Suzanne Slack, assistant professor and fruit crops specialist, plans to help Iowa’s fruit crop growers overcome challenges and increase their chances of success.
“My goal is to help them improve their fruit crops, both in helping with grower knowledge as well as making recommendations that can increase yields, crop diversity and sustainability,” said Slack, who began with the university in November. “I think there are a lot of opportunities here in Iowa and I look forward to working with Iowa growers and the fruit crop industry.”
Slack grew up on a small family farm in western Pennsylvania, where she helped with organic grain and fruit production. She earned her undergraduate degree in horticulture from Penn State in 2012, and her master’s and doctoral degrees in plant pathology from Michigan State, with an emphasis on apple, cherry and peach trees.
After graduating Michigan State in December 2020, Slack completed a short postdoc in North Carolina focusing on vine decline and dieback of grapes.
Slack said the challenges of producing fruits in the Midwest are ever-changing, just as they are for conventional crop growers.

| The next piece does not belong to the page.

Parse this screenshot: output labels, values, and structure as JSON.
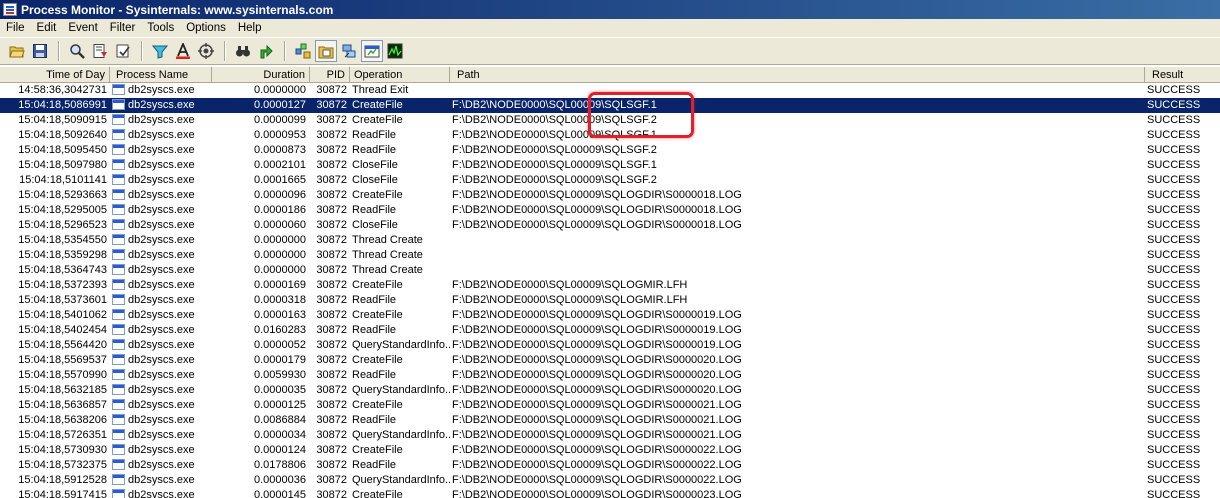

In recent years, fruit growers have battled extreme weather events, including extreme heat and extreme cold.
She said fruit crop producers must adapt to better management practices in order to be successful during weather extremes. She is particularly interested in studying plant stress and resilience, and providing more solutions to Midwest growers.
Slack is as passionate about teaching young growers and students as she is about teaching the industry. In addition to extension, she holds a research and teaching appointment at Iowa State.
“Suzanne brings a wide breadth of expertise and experience in horticulture and plant pathology of fruit crops,” said George Sundin, distinguished professor and extension specialist at Michigan State. “She has an excellent rapport with growers and will work closely with them to ensure that she is addressing their most important problems.”
While at Michigan State, she was the lead instructor for an introductory plant pathology course and taught lab sections for senior level classes. At Iowa State, she plans to show students how to do everything fruit related: from planting design, growing season management and harvesting to postharvest preservation.
In her free time, she enjoys running and cycling, and spending time with her dog, Ranger, at local parks. She is also pretty good at video games.